Under the condominium offering plan regulations, the sponsor is required to include a projection of the real estate taxes for first year of condominium operation. These projections are often made several years in advance, and the actual taxes will be impacted by changes in tax rates, assessments, some aspects of construction timing, and tax abatement programs. Because of quirks of the regulations, the actual taxes imposed will often vary from the estimates.​

Adam Leitman Bailey, P.C. was contacted by one of its condominium sponsor clients when the real estate taxes that were assessed by New York City were significantly higher than those that were projected for a building that it had constructed. Although some variation is always expected, and the offering plan contained disclaimers, a coalition of unit buyers objected that the tax discrepancy was larger than could reasonably have been expected, and demanded demanding that the sponsor compensate them for the inaccuracies in the projections.

The firm used its detailed knowledge of the intricacies of condominium tax projections it obtained from representing both condominium buyers and sponsors to analyze the tax discrepancy, and the reasons why it appeared to have developed, and discussed it with all relevant parties. It applied the facts under the very limited case law in the area and the disclaimers the sponsor had included in the offering plan to recommend a course of action to the sponsor.

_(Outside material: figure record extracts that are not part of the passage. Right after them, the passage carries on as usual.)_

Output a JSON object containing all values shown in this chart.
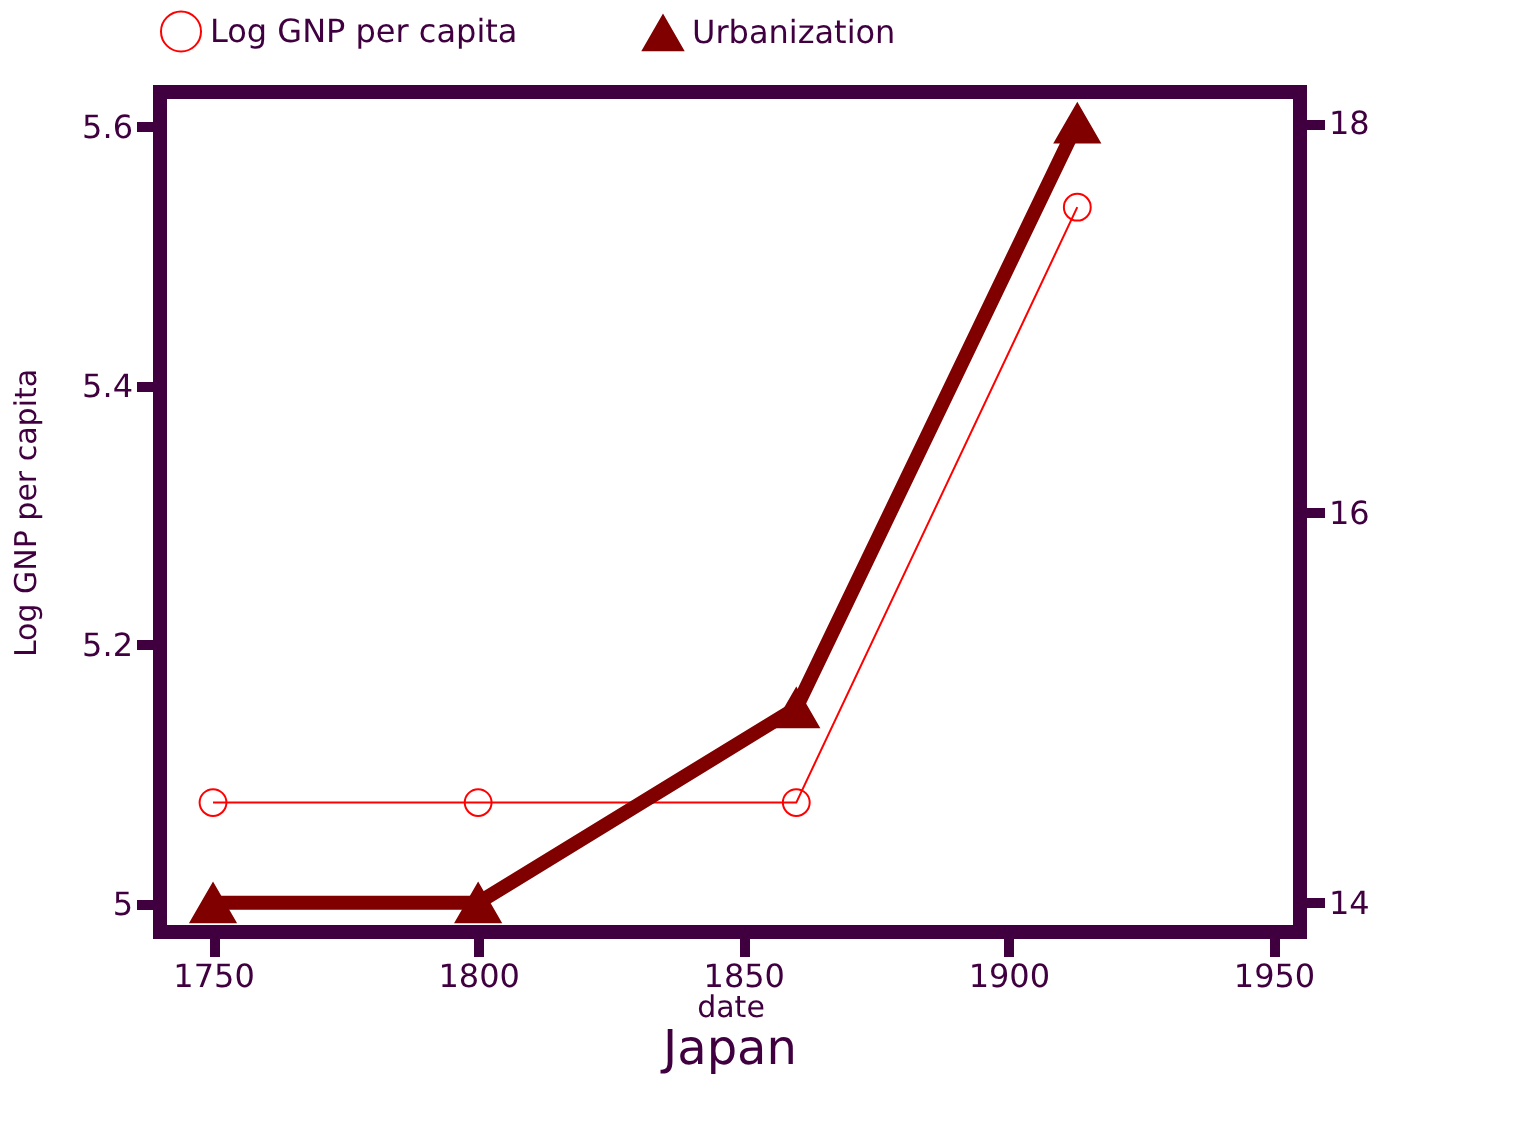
{
  "chart_data": {
    "type": "line",
    "title": "Japan",
    "xlabel": "date",
    "ylabel": "Log GNP per capita",
    "x": [
      1750,
      1800,
      1860,
      1913
    ],
    "series": [
      {
        "name": "Log GNP per capita",
        "color": "#ff0000",
        "marker": "circle",
        "values": [
          5.078,
          5.078,
          5.078,
          5.538
        ]
      },
      {
        "name": "Urbanization",
        "color": "#800000",
        "marker": "triangle",
        "axis": "y2",
        "values": [
          14,
          14,
          15,
          18
        ]
      }
    ],
    "xlim": [
      1740,
      1955
    ],
    "xticks": [
      1750,
      1800,
      1850,
      1900,
      1950
    ],
    "ylim": [
      4.978,
      5.627
    ],
    "yticks": [
      5,
      5.2,
      5.4,
      5.6
    ],
    "y2lim": [
      13.85,
      18.16
    ],
    "y2ticks": [
      14,
      16,
      18
    ],
    "legend": "top",
    "grid": false
  }
}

When the residents learned that they were paying a significant more money than was promised in the offering plan and marketing materials the residents threatened to hire a lawyer and sue.

The sponsor hired Adam Leitman Bailey and immediately sent him in to speak to the entire ownership of the building.

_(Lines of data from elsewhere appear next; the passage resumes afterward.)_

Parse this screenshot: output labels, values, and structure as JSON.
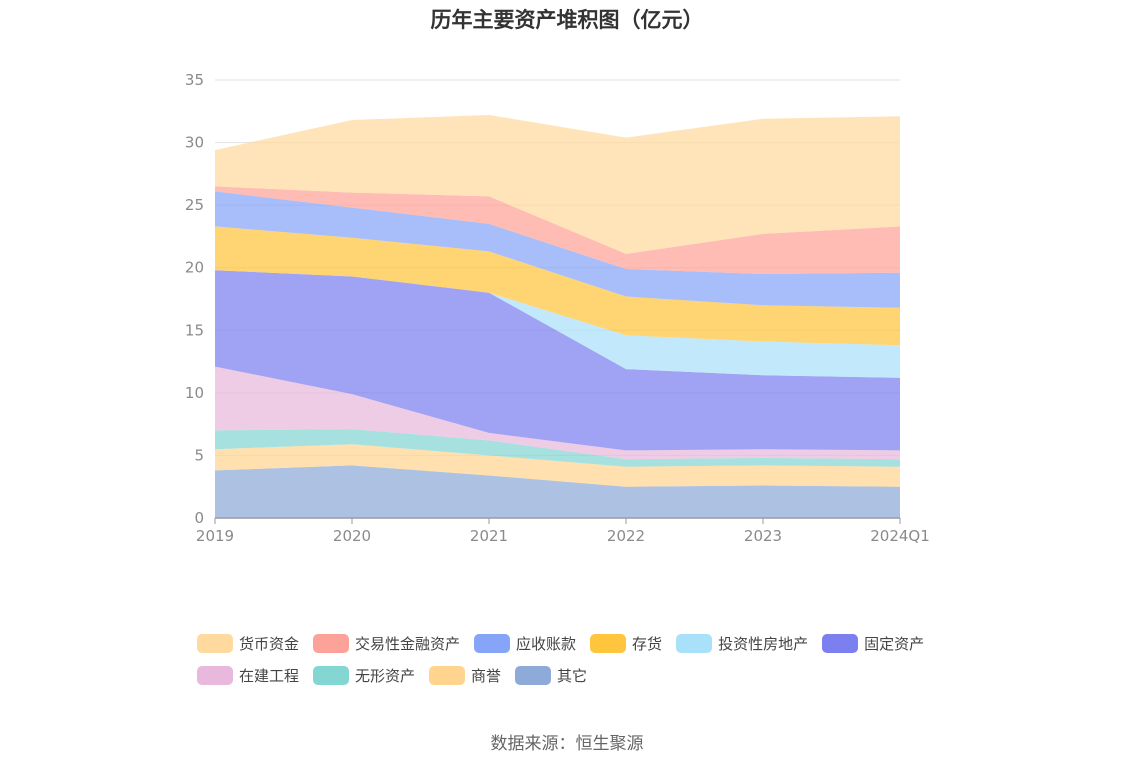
{
  "chart_data": {
    "type": "area",
    "stacked": true,
    "title": "历年主要资产堆积图（亿元）",
    "x": [
      "2019",
      "2020",
      "2021",
      "2022",
      "2023",
      "2024Q1"
    ],
    "ylim": [
      0,
      35
    ],
    "yticks": [
      0,
      5,
      10,
      15,
      20,
      25,
      30,
      35
    ],
    "grid": true,
    "legend_position": "bottom",
    "series": [
      {
        "name": "其它",
        "color": "#8eaad8",
        "values": [
          3.8,
          4.2,
          3.4,
          2.5,
          2.6,
          2.5
        ]
      },
      {
        "name": "商誉",
        "color": "#ffd48f",
        "values": [
          1.7,
          1.7,
          1.6,
          1.6,
          1.6,
          1.6
        ]
      },
      {
        "name": "无形资产",
        "color": "#84d6d2",
        "values": [
          1.5,
          1.2,
          1.2,
          0.6,
          0.6,
          0.6
        ]
      },
      {
        "name": "在建工程",
        "color": "#e8b9dc",
        "values": [
          5.1,
          2.8,
          0.6,
          0.7,
          0.7,
          0.7
        ]
      },
      {
        "name": "固定资产",
        "color": "#7b7ff0",
        "values": [
          7.7,
          9.4,
          11.2,
          6.5,
          5.9,
          5.8
        ]
      },
      {
        "name": "投资性房地产",
        "color": "#a9e0fa",
        "values": [
          0.0,
          0.0,
          0.0,
          2.7,
          2.7,
          2.6
        ]
      },
      {
        "name": "存货",
        "color": "#ffc53d",
        "values": [
          3.5,
          3.1,
          3.3,
          3.1,
          2.9,
          3.0
        ]
      },
      {
        "name": "应收账款",
        "color": "#86a5f8",
        "values": [
          2.8,
          2.4,
          2.2,
          2.2,
          2.5,
          2.8
        ]
      },
      {
        "name": "交易性金融资产",
        "color": "#fda299",
        "values": [
          0.4,
          1.2,
          2.2,
          1.2,
          3.2,
          3.7
        ]
      },
      {
        "name": "货币资金",
        "color": "#ffd99e",
        "values": [
          2.9,
          5.8,
          6.5,
          9.3,
          9.2,
          8.8
        ]
      }
    ]
  },
  "legend_items": [
    {
      "label": "货币资金",
      "color": "#ffd99e"
    },
    {
      "label": "交易性金融资产",
      "color": "#fda299"
    },
    {
      "label": "应收账款",
      "color": "#86a5f8"
    },
    {
      "label": "存货",
      "color": "#ffc53d"
    },
    {
      "label": "投资性房地产",
      "color": "#a9e0fa"
    },
    {
      "label": "固定资产",
      "color": "#7b7ff0"
    },
    {
      "label": "在建工程",
      "color": "#e8b9dc"
    },
    {
      "label": "无形资产",
      "color": "#84d6d2"
    },
    {
      "label": "商誉",
      "color": "#ffd48f"
    },
    {
      "label": "其它",
      "color": "#8eaad8"
    }
  ],
  "source": "数据来源：恒生聚源"
}
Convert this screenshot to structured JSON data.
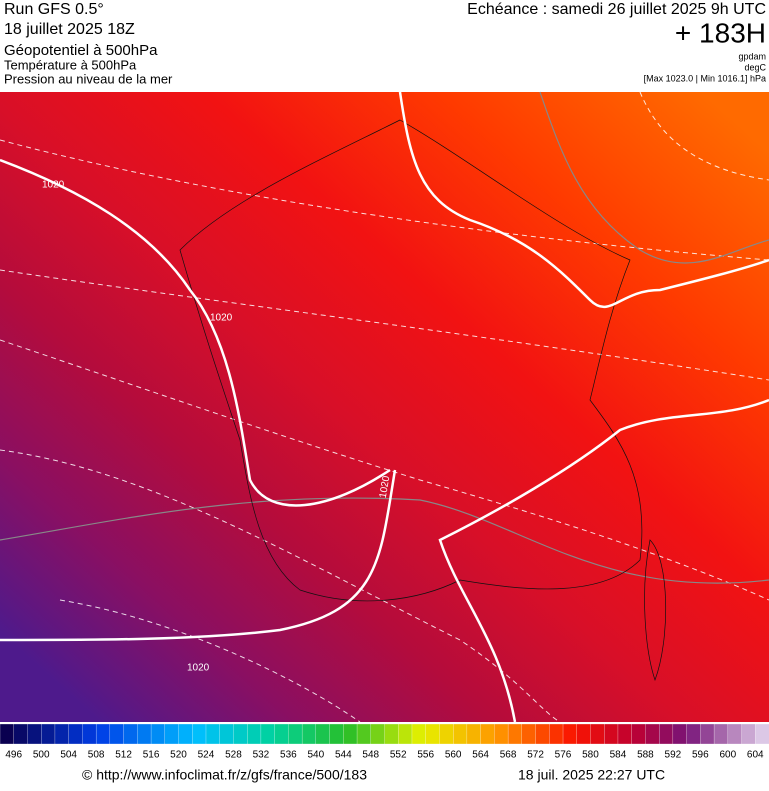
{
  "header": {
    "run": "Run GFS 0.5°",
    "date": "18 juillet 2025 18Z",
    "field1": "Géopotentiel à 500hPa",
    "field2": "Température à 500hPa",
    "field3": "Pression au niveau de la mer",
    "valid": "Echéance : samedi 26 juillet 2025 9h UTC",
    "lead": "+ 183H",
    "unit1": "gpdam",
    "unit2": "degC",
    "unit3": "[Max 1023.0 | Min 1016.1] hPa"
  },
  "map": {
    "isobar_labels": [
      "1020",
      "1020",
      "1020",
      "1020"
    ]
  },
  "colorbar": {
    "labels": [
      496,
      500,
      504,
      508,
      512,
      516,
      520,
      524,
      528,
      532,
      536,
      540,
      544,
      548,
      552,
      556,
      560,
      564,
      568,
      572,
      576,
      580,
      584,
      588,
      592,
      596,
      600,
      604
    ]
  },
  "footer": {
    "url": "© http://www.infoclimat.fr/z/gfs/france/500/183",
    "timestamp": "18 juil. 2025 22:27 UTC"
  }
}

He acknowledged the problem, promised to go after the persons who had made the mistakes and make them pay. The owners trusted Adam Leitman Bailey and he kept his word.

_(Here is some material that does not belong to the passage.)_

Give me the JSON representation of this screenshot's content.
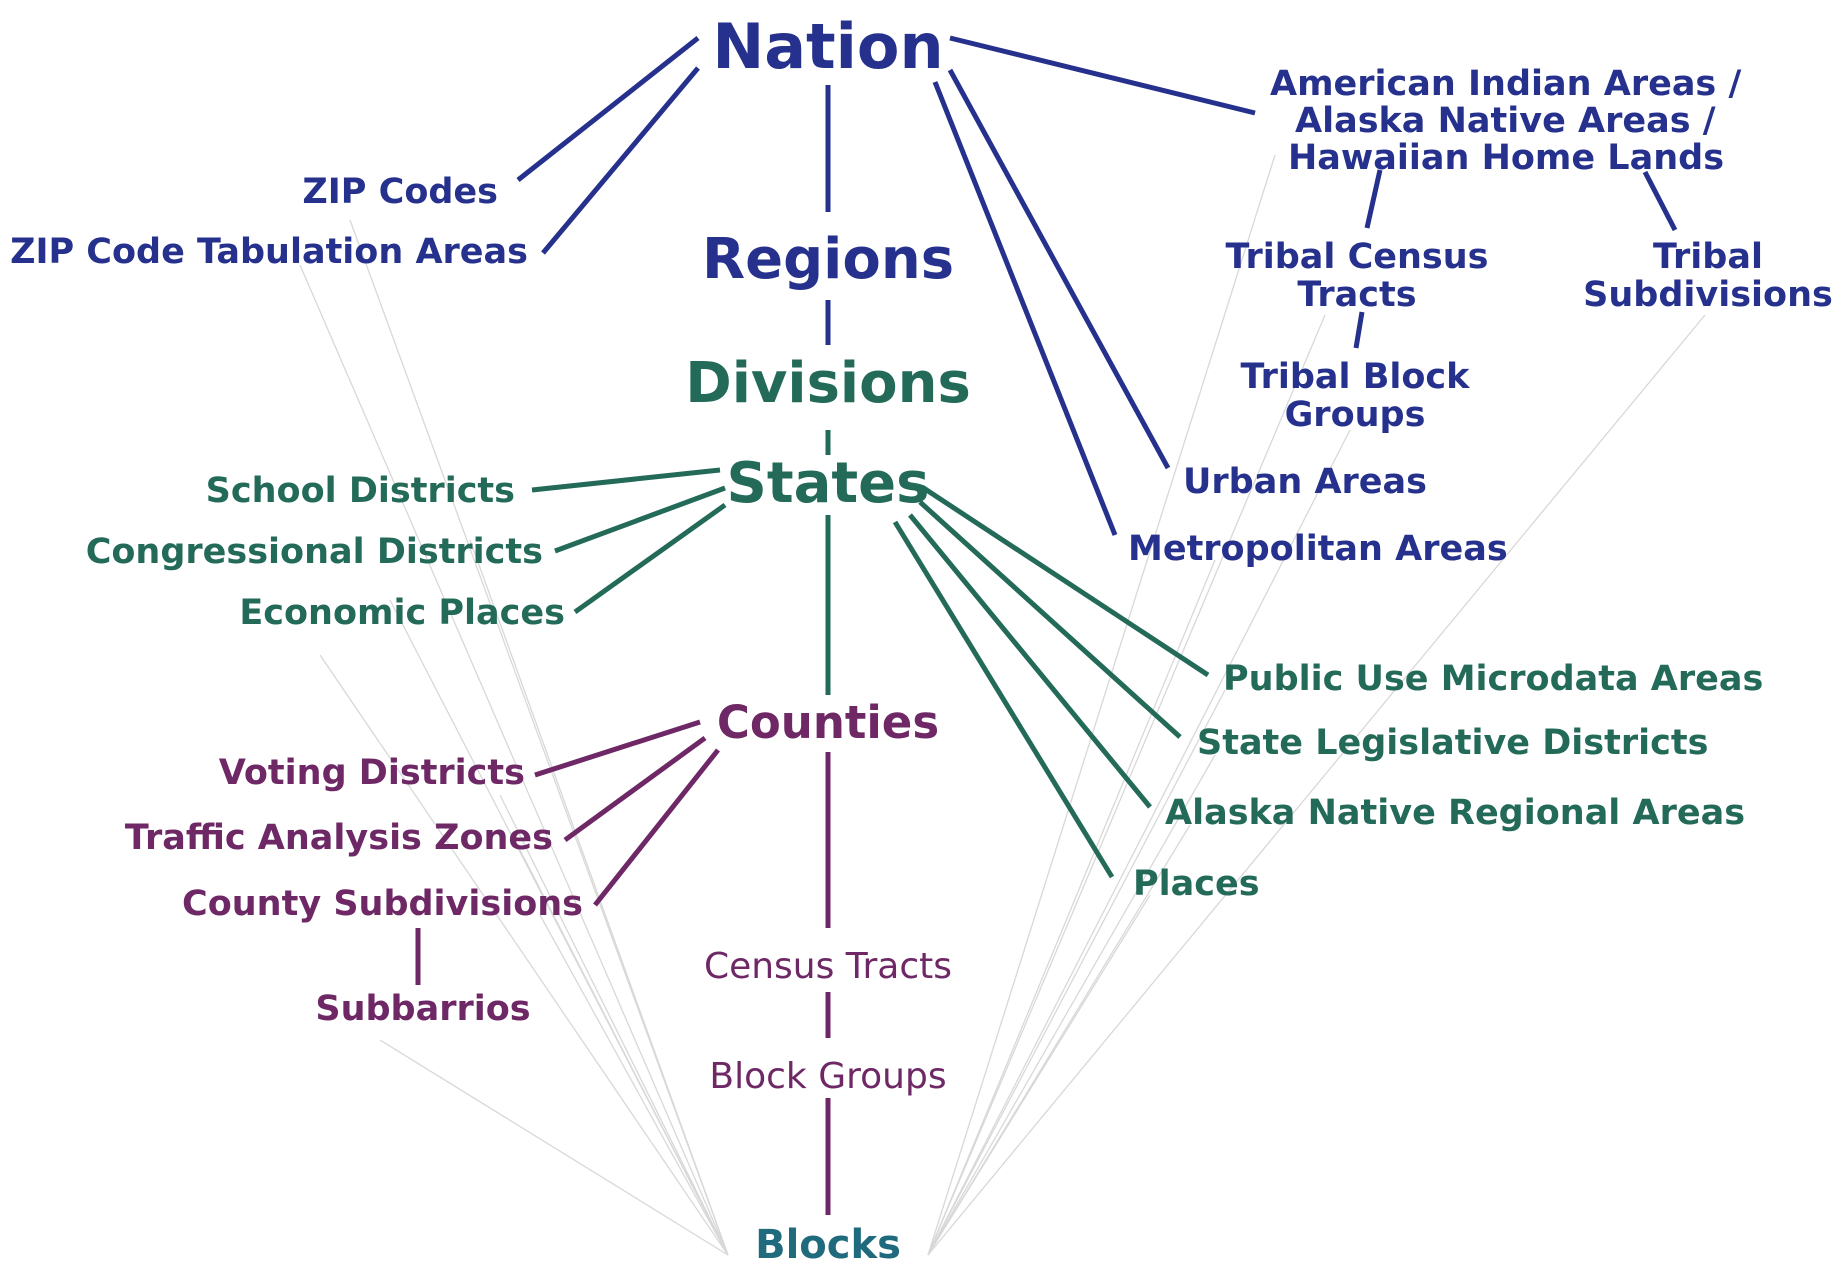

From the first meeting to seveal negotiations later it always appeared that the owners trusted Adam Leitman Bailey and acknowledged that he always kept his word and delivered on what he promised..

He brought in the Sponsor/s accountant that ran the tax numbers and put them in the offering plan. He cried property and even brought in his insurance policy demonstrating that the policy was fraudulent and would not pay any monies. Our team reached a settlement after an asset search to start the pot of money that would go to the owners.

Adam Leitman Bailey then were in touch with the malpractice attorneys for the Sponsor’s transactional attorneys that drafted the offering plan and they added a substantial amount of money to the pot.

We then educated the owners on all of the disclosures in the offering plan and how if they sued the sponsor they were likely to lose any case and in exchange for releases by every unit owner we would be able to make them almost whole in their potential losses and give them all of the sponsor’s rights to protest the taxes.

After extended negotiations, the parties entered into a confidential settlement, which avoided the risk of litigation and potential regulatory problems. Adam Leitman Bailey, P.C. negotiated the complex settlement documents, and supervised its multi-stage implementation.

Adam Leitman Bailey, William J. Geller, and John M. Desiderio represented the sponsor in this successful settlement.